Глава 1. Виноградное небо
Паутина даже не пытается заморочиться вопросом: а вдруг не все мужчины любят стерв? У неё твёрдые убеждения – раз мужчина, значит, должен любить! И сколько не забивай в поисковую строку формулу самооправдания: «Мужчины не любят», а всемирная плевать хотела на то, что ты чувствуешь себя белой вороной, – отправив в игнор частицу «не», она заводит привычную мантру: любят, любят, любят… Иногда: предпочитают.
И вот ещё одна глупая затея – давать повторную команду на поиск, вписывая «НЕ» большими буквами: смотри, бестолковая – эта частица придаёт отрицательное значение! Фирштейн?..
В ответ всё те же двести двадцать тысяч издевательских «любят», услужливо собранных по миру за какую-то четверть секунды.

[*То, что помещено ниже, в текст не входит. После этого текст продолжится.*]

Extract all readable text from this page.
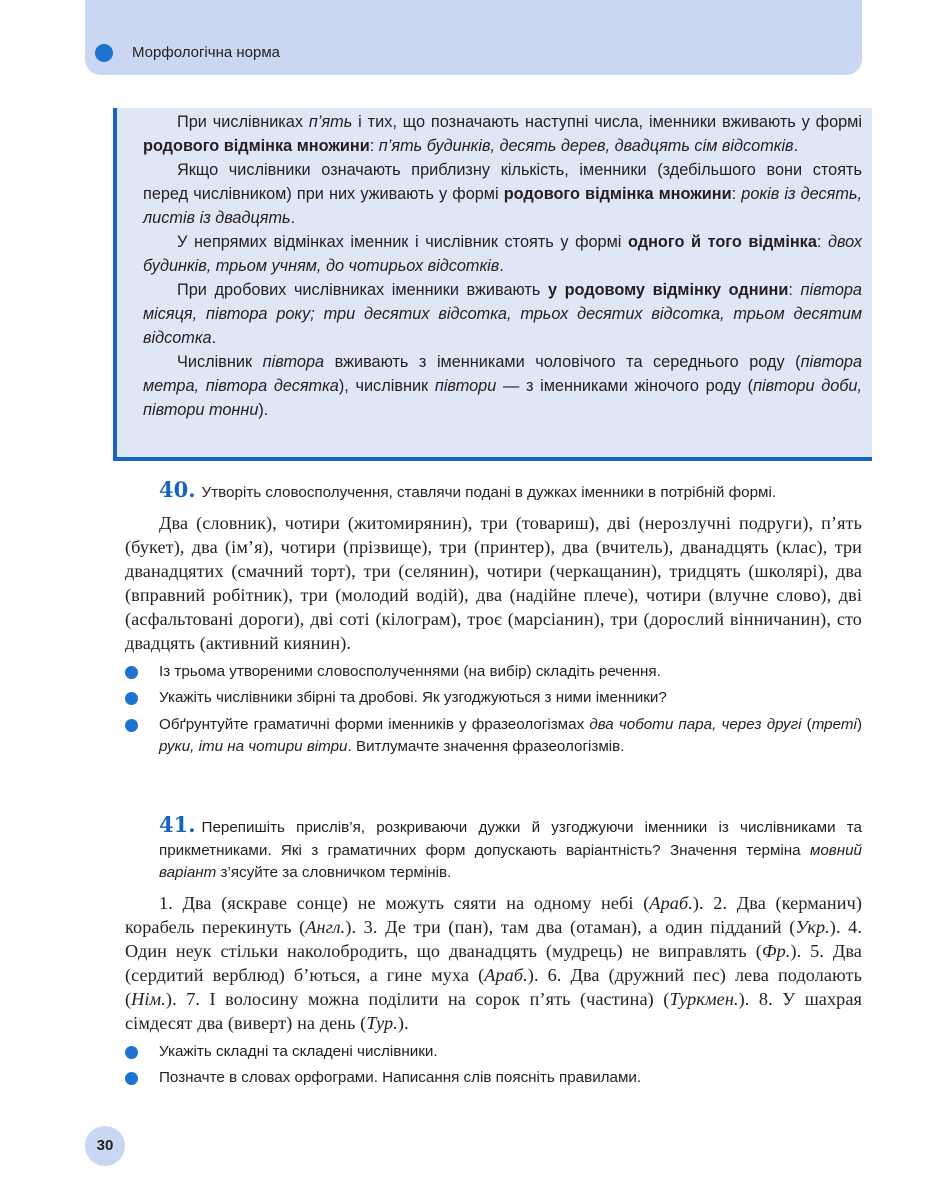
Морфологічна норма

При числівниках п’ять і тих, що позначають наступні числа, іменники вживають у формі родового відмінка множини: п’ять будинків, десять дерев, двадцять сім відсотків.

Якщо числівники означають приблизну кількість, іменники (здебільшого вони стоять перед числівником) при них уживають у формі родового відмінка множини: років із десять, листів із двадцять.

У непрямих відмінках іменник і числівник стоять у формі одного й того відмінка: двох будинків, трьом учням, до чотирьох відсотків.

При дробових числівниках іменники вживають у родовому відмінку однини: півтора місяця, півтора року; три десятих відсотка, трьох десятих відсотка, трьом десятим відсотка.

Числівник півтора вживають з іменниками чоловічого та середнього роду (півтора метра, півтора десятка), числівник півтори — з іменниками жіночого роду (півтори доби, півтори тонни).

40. Утворіть словосполучення, ставлячи подані в дужках іменники в потрібній формі.

Два (словник), чотири (житомирянин), три (товариш), дві (нерозлучні подруги), п’ять (букет), два (ім’я), чотири (прізвище), три (принтер), два (вчитель), дванадцять (клас), три дванадцятих (смачний торт), три (селянин), чотири (черкащанин), тридцять (школярі), два (вправний робітник), три (молодий водій), два (надійне плече), чотири (влучне слово), дві (асфальтовані дороги), дві соті (кілограм), троє (марсіанин), три (дорослий вінничанин), сто двадцять (активний киянин).

Із трьома утвореними словосполученнями (на вибір) складіть речення.

Укажіть числівники збірні та дробові. Як узгоджуються з ними іменники?

Обґрунтуйте граматичні форми іменників у фразеологізмах два чоботи пара, через другі (треті) руки, іти на чотири вітри. Витлумачте значення фразеологізмів.

41. Перепишіть прислів’я, розкриваючи дужки й узгоджуючи іменники із числівниками та прикметниками. Які з граматичних форм допускають варіантність? Значення терміна мовний варіант з’ясуйте за словничком термінів.

1. Два (яскраве сонце) не можуть сяяти на одному небі (Араб.). 2. Два (керманич) корабель перекинуть (Англ.). 3. Де три (пан), там два (отаман), а один підданий (Укр.). 4. Один неук стільки наколобродить, що дванадцять (мудрець) не виправлять (Фр.). 5. Два (сердитий верблюд) б’ються, а гине муха (Араб.). 6. Два (дружний пес) лева подолають (Нім.). 7. І волосину можна поділити на сорок п’ять (частина) (Туркмен.). 8. У шахрая сімдесят два (виверт) на день (Тур.).

Укажіть складні та складені числівники.

Позначте в словах орфограми. Написання слів поясніть правилами.

30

Я сижу в стоматологическом кресле, растеряно сдувая разлетающийся по лабиринту клавиатуры пепел. Гляжу в ноутбук, щурясь одновременно и от лезущего в глаза табачного дыма, и от досады на великую и всемирную. По малолетству мне казалось, что это я сижу в центре неё, дёргая за ниточки, «заглатывая» добычу, сохраняя впрок: на панель закладок, в кладовую жёсткого диска, в загашники флэш-накопителей.
Сомнение зародила статистика, утверждающая, что на планете больше двух миллиардов таких «я», каждому из которых кажется, что именно он сидит в центре паутины. Окончательно иллюзию разрушила сама глобальная, обозначив своими «любят» отведённое мне на задворках место.
Кресло, в котором я сижу, с детства вселяло такой ужас, что я до сих пор отчётливо слышу переходящее в яростный свист жужжание бормашины, чувствую палёный запах спиленной в пыль зубной кости, вижу розовую от крови слюну, тягуче сползающую в фарфоровую воронку плевательницы. Теперь здесь можно сидеть без страха, радуясь торчащему из стоматологической установки многожильному обрывку электрического кабеля, пустому держателю для инструментов, потёртой коричневой обивке кресла, под которой в местах разрывов виден ощипанный поролон.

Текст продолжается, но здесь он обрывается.